Grupo OPTY - Rede de Oftalmologia — Prova 2025
A conduta correta na avaliação de uma gestante com ruptura prematura de membranas em idade gestacional a termo (≥ 37 semanas) é:
RPM a termo (≥ 37 sem) → indução do parto imediata para ↓ risco de infecção.
Em gestantes com RPM a termo, a indução do parto imediata é a conduta recomendada para reduzir o risco de corioamnionite e outras infecções maternas e neonatais, superando os benefícios de uma conduta expectante.
A Ruptura Prematura de Membranas (RPM) é definida como a rotura das membranas ovulares antes do início do trabalho de parto. Quando ocorre a termo (≥ 37 semanas de idade gestacional), a principal preocupação é o risco crescente de infecção materno-fetal, como a corioamnionite e a sepse neonatal, que aumenta com o tempo de latência entre a rotura e o parto. É uma condição obstétrica comum, afetando cerca de 8-10% das gestações a termo. A conduta na RPM a termo difere da conduta na RPM pré-termo. Enquanto na pré-termo a conduta pode ser expectante com corticosteroides e antibióticos para prolongar a gestação, na gestação a termo, o benefício de prolongar a gravidez é superado pelo risco de infecção.
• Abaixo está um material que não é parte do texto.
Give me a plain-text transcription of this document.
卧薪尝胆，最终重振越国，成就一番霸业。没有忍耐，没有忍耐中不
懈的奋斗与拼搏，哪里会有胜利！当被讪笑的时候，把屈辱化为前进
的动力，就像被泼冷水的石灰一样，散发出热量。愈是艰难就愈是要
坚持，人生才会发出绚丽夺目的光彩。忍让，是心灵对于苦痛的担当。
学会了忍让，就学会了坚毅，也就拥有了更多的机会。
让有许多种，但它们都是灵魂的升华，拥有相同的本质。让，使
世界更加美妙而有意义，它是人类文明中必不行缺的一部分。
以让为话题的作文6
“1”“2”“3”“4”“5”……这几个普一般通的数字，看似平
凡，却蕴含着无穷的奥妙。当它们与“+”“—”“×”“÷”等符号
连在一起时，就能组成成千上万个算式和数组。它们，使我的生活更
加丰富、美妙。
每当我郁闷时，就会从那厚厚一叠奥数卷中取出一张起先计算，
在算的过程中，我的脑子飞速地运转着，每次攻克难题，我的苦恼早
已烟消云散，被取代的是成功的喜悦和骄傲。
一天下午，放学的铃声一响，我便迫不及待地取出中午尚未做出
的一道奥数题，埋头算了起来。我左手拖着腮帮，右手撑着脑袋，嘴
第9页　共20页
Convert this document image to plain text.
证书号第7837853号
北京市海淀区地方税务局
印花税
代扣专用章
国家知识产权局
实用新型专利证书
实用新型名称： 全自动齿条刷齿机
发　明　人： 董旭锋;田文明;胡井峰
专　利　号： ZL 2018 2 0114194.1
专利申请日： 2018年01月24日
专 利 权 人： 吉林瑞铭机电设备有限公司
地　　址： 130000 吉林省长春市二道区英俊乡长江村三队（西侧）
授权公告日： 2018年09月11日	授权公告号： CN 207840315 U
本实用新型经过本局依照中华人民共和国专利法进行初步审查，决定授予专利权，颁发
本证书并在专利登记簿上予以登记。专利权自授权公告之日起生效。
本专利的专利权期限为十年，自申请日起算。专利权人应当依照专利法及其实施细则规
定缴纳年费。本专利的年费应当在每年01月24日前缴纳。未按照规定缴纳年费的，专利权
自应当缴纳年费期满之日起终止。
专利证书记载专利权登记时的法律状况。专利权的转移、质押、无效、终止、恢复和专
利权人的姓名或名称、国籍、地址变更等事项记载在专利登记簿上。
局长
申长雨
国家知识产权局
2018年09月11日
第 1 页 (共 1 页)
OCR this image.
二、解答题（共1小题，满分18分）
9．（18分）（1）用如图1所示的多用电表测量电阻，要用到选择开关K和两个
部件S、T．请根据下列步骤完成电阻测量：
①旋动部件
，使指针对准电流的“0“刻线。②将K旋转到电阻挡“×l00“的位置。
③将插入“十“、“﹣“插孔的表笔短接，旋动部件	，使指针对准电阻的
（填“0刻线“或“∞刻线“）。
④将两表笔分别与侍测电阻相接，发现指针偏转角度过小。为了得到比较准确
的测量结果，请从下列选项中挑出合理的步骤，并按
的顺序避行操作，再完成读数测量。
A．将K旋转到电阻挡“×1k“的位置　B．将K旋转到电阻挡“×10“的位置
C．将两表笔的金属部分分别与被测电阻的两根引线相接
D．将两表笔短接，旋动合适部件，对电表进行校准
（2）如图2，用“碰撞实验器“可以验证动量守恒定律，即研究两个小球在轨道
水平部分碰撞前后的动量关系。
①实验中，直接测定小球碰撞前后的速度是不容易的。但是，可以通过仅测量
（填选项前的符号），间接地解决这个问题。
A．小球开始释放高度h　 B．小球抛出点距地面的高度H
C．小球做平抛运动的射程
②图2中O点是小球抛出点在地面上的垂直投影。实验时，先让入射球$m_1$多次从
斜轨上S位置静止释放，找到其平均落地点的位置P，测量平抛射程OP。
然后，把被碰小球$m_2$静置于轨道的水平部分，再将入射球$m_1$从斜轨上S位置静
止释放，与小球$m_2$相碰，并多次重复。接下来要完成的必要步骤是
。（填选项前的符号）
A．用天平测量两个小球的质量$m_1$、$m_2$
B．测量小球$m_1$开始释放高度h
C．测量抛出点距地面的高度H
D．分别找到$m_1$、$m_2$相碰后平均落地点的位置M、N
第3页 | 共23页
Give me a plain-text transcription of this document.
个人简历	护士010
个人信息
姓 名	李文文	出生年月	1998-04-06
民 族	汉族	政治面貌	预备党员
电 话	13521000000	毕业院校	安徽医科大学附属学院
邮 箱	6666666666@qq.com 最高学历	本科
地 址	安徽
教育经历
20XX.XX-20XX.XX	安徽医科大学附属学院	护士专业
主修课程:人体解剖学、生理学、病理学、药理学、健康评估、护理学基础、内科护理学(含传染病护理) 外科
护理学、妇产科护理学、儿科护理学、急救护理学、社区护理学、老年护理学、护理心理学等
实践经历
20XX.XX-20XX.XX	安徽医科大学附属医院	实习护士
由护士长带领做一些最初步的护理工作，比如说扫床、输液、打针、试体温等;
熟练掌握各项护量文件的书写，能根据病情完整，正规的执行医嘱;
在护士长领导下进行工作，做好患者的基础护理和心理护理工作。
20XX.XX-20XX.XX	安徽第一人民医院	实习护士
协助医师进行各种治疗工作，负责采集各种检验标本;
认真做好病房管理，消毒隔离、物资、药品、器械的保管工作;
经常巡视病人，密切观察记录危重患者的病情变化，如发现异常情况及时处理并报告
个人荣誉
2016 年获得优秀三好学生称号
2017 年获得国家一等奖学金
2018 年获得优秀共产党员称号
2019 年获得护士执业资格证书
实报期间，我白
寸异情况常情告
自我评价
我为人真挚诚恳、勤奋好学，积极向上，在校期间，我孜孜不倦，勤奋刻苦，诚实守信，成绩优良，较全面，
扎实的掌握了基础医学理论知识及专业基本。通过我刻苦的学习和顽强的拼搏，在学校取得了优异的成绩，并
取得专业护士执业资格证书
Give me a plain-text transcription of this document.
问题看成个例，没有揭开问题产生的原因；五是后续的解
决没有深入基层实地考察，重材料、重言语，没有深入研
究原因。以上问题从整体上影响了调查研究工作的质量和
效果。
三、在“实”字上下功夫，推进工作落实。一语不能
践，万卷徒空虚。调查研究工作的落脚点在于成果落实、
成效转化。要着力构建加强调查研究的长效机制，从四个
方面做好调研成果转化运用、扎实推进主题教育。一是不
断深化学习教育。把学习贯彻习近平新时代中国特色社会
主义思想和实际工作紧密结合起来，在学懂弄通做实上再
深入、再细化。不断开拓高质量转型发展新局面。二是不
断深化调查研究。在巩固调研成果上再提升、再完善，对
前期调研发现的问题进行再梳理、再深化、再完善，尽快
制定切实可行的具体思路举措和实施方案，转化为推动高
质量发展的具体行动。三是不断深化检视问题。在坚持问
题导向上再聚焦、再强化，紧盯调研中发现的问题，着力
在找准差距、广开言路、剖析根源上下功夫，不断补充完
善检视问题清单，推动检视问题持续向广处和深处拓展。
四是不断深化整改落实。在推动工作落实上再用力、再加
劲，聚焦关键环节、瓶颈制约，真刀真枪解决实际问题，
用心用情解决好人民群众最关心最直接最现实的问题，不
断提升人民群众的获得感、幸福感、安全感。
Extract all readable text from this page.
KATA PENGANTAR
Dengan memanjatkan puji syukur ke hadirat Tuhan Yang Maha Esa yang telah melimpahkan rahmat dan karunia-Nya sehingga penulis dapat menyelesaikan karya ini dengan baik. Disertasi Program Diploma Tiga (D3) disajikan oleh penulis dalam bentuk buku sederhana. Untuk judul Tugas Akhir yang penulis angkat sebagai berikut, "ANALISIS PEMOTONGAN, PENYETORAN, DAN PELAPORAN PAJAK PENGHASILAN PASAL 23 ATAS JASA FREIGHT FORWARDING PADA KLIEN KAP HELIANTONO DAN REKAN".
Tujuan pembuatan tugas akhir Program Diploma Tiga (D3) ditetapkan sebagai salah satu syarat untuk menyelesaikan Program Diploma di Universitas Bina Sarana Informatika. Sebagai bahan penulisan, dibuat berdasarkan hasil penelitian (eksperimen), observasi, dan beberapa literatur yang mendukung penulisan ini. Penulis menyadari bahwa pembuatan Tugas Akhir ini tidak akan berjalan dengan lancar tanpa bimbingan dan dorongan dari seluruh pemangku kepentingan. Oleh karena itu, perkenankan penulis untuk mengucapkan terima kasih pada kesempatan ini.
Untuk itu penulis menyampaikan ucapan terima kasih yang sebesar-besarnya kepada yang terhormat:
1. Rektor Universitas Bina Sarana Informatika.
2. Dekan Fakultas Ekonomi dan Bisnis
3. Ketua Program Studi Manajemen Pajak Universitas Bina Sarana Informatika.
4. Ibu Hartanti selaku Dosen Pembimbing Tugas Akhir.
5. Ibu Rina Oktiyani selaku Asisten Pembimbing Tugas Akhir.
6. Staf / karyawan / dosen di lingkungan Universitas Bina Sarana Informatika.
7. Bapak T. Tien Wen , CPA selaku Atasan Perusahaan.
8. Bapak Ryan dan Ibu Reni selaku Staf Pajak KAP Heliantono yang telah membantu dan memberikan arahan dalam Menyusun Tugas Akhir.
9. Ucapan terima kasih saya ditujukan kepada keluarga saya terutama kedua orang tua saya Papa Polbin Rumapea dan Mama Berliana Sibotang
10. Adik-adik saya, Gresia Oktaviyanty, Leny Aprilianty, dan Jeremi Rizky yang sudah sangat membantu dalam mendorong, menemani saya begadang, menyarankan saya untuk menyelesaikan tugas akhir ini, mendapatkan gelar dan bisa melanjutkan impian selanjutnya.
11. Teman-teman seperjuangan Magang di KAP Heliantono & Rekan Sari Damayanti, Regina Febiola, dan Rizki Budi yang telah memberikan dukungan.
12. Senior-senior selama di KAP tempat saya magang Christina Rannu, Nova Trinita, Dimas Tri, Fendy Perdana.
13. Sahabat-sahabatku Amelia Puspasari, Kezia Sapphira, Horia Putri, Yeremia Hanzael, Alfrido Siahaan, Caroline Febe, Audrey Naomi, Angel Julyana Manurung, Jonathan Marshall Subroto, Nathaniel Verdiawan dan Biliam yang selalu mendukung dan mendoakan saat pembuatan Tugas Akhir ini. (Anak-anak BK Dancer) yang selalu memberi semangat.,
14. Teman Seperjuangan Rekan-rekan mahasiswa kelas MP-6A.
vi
A indução do parto imediata é a estratégia mais segura e recomendada para reduzir as taxas de morbidade infecciosa materna e neonatal. A indução do parto pode ser realizada com ocitocina, se o colo uterino for favorável, ou com agentes para maturação cervical, como o misoprostol, se o colo for desfavorável. A escolha do método dependerá da avaliação clínica e das condições cervicais. A monitorização fetal contínua é essencial. A profilaxia antibiótica para Estreptococo do Grupo B (GBS) deve ser administrada se a gestante for GBS positiva ou tiver status desconhecido e fatores de risco.
O principal risco da conduta expectante na RPM a termo é o aumento da incidência de infecção intra-amniótica (corioamnionite) e sepse neonatal, devido à exposição prolongada do feto e do útero ao ambiente vaginal.
Para induzir o parto na RPM a termo, podem ser utilizados métodos farmacológicos como o misoprostol (prostaglandina E1) para maturação cervical, seguido ou não de ocitocina, ou ocitocina isolada, dependendo das condições do colo uterino.
A profilaxia antibiótica de rotina não é recomendada na RPM a termo se a indução do parto for imediata. Ela é considerada em casos de colonização por Estreptococo do Grupo B (GBS) ou se houver um período de latência prolongado antes do parto.